Some Bihar watchers think that Yadavs might not back Lalu, nor vote as a single block in the polls of October and November. “One thing Lalu rule did in Bihar is that it made Yadavs power hungry, as you see among upper castes,” says Hetukar Jha. “This makes it difficult for all Yadavs to bow down to Lalu Yadav.” His observation seems to have some merit, as we visit villages with a sizeable Yadav population. “Lalu is more concerned about his own family than our community,” says Narhari Gope of Jamaluddin Chak village near Danapur station. The village is a centre of Yadav politics in the region, with all recent MLAs of Danapur (including the current BJP one) being from here. Lalu Prasad’s daughter Misa Bharti was also married here. The village has 2,500 votes—of affluent Yadavs, mostly, followed by Muslims. For the last two elections, the BJP has been getting the highest votes here. “People outside Bihar think that ‘Yadav’ means Lalu Yadav in Bihar,” says Chandan Yadav, a 32-year-old government teacher. “But we have moved on from that phase. We all know what is good or bad for us.”

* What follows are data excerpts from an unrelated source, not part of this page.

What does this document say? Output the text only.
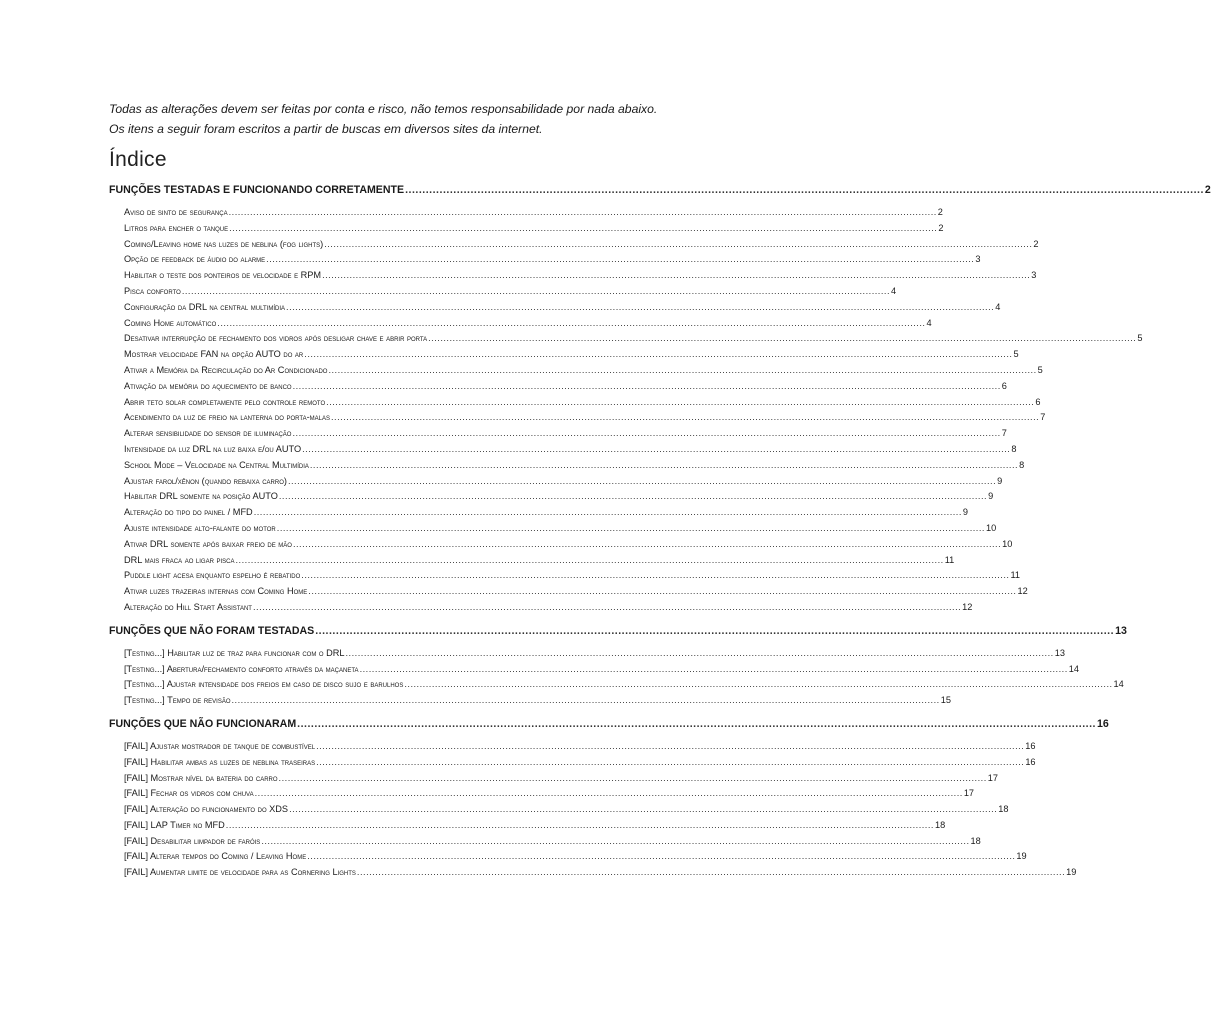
Todas as alterações devem ser feitas por conta e risco, não temos responsabilidade por nada abaixo. Os itens a seguir foram escritos a partir de buscas em diversos sites da internet.

Índice
FUNÇÕES TESTADAS E FUNCIONANDO CORRETAMENTE .....	2
Aviso de sinto de segurança .....	2
Litros para encher o tanque .....	2
Coming/Leaving home nas luzes de neblina (fog lights) .....	2
Opção de feedback de áudio do alarme .....	3
Habilitar o teste dos ponteiros de velocidade e RPM .....	3
Pisca conforto .....	4
Configuração da DRL na central multimídia .....	4
Coming Home automático .....	4
Desativar interrupção de fechamento dos vidros após desligar chave e abrir porta .....	5
Mostrar velocidade FAN na opção AUTO do ar .....	5
Ativar a Memória da Recirculação do Ar Condicionado .....	5
Ativação da memória do aquecimento de banco .....	6
Abrir teto solar completamente pelo controle remoto .....	6
Acendimento da luz de freio na lanterna do porta-malas .....	7
Alterar sensibilidade do sensor de iluminação .....	7
Intensidade da luz DRL na luz baixa e/ou AUTO .....	8
School Mode – Velocidade na Central Multimídia .....	8
Ajustar farol/xênon (quando rebaixa carro) .....	9
Habilitar DRL somente na posição AUTO .....	9
Alteração do tipo do painel / MFD .....	9
Ajuste intensidade alto-falante do motor .....	10
Ativar DRL somente após baixar freio de mão .....	10
DRL mais fraca ao ligar pisca .....	11
Puddle light acesa enquanto espelho é rebatido .....	11
Ativar luzes trazeiras internas com Coming Home .....	12
Alteração do Hill Start Assistant .....	12
FUNÇÕES QUE NÃO FORAM TESTADAS .....	13
[Testing...] Habilitar luz de traz para funcionar com o DRL .....	13
[Testing...] Abertura/fechamento conforto através da maçaneta .....	14
[Testing...] Ajustar intensidade dos freios em caso de disco sujo e barulhos .....	14
[Testing...] Tempo de revisão .....	15
FUNÇÕES QUE NÃO FUNCIONARAM .....	16
[FAIL] Ajustar mostrador de tanque de combustível .....	16
[FAIL] Habilitar ambas as luzes de neblina traseiras .....	16
[FAIL] Mostrar nível da bateria do carro .....	17
[FAIL] Fechar os vidros com chuva .....	17
[FAIL] Alteração do funcionamento do XDS .....	18
[FAIL] LAP Timer no MFD .....	18
[FAIL] Desabilitar limpador de faróis .....	18
[FAIL] Alterar tempos do Coming / Leaving Home .....	19
[FAIL] Aumentar limite de velocidade para as Cornering Lights .....	19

Without the Yadav votebank squarely behind him, Lalu Prasad will be in trouble. He himself has lost from Danapur once. In the last Assembly polls, his wife Rabri Devi couldn’t win the Raghopur seat, considered safe for the party. In the 2014 General Election, Misa Bharti, his daughter, lost from the Pataliputra constituency, again a Yadav bastion. “There is no denying that Lalu is losing his halo among Yadavs,” says Kishori Das. “In his speeches, he is looking desperate to prove his worth.” Pappu Yadav, who left RJD to launch the Jan Adhikar Party, challenges Lalu Prasad’s credentials as a Yadav leader. “We will put up our Yadav candidates wherever Lalu Prasad fields his party’s Yadav candidate, and will crush his belief that he is the biggest leader of Yadavs,” he says.
Kurmis, an OBC caste that had always fought Yadavs on the ground, appear to be almost entirely on the side of the Nitish-Lalu alliance in the current election. “We are not looking at fighting with Yadavs. The fact that Laluji accepted Nitish’s leadership is more than enough for us,” says Dhanesh Patel of Nargadda village near Patna. “With just 5 per cent of the population, we have our man as Chief Minister.” He had voted for Modi in the Lok Sabha polls.
Rajputs, a dominant upper caste, especially in the five districts of North Bihar, tend to vary in their electoral choices. In 2010, most voted for the RJD, but in the 2014 General Election, for the BJP. Raghuvansh Prasad Singh and Prabhunath Singh are two popular Rajput leaders from the region. “Rajputs have mostly sided with RJD but they are in a fix now,” says Jha. “With Lalu evoking Yadav pride in his speeches, they might move away from him.” The BJP has given heavy weightage to Rajputs by putting up 30 candidates of the caste group.
As the first phase of voting, on 8 October, draws near, the caste battle is getting fiercer with both alliances fanning the flames. “There is nothing new. It was always like that in Bihar,” says Ram Balam Mahto, a political science professor from Bihar Sharif. “There is a famous saying here: ‘Beti aur vote apne jaat mein hi dete hain’ ” (We always give our daughters in marriage and votes in elections to those of our own caste).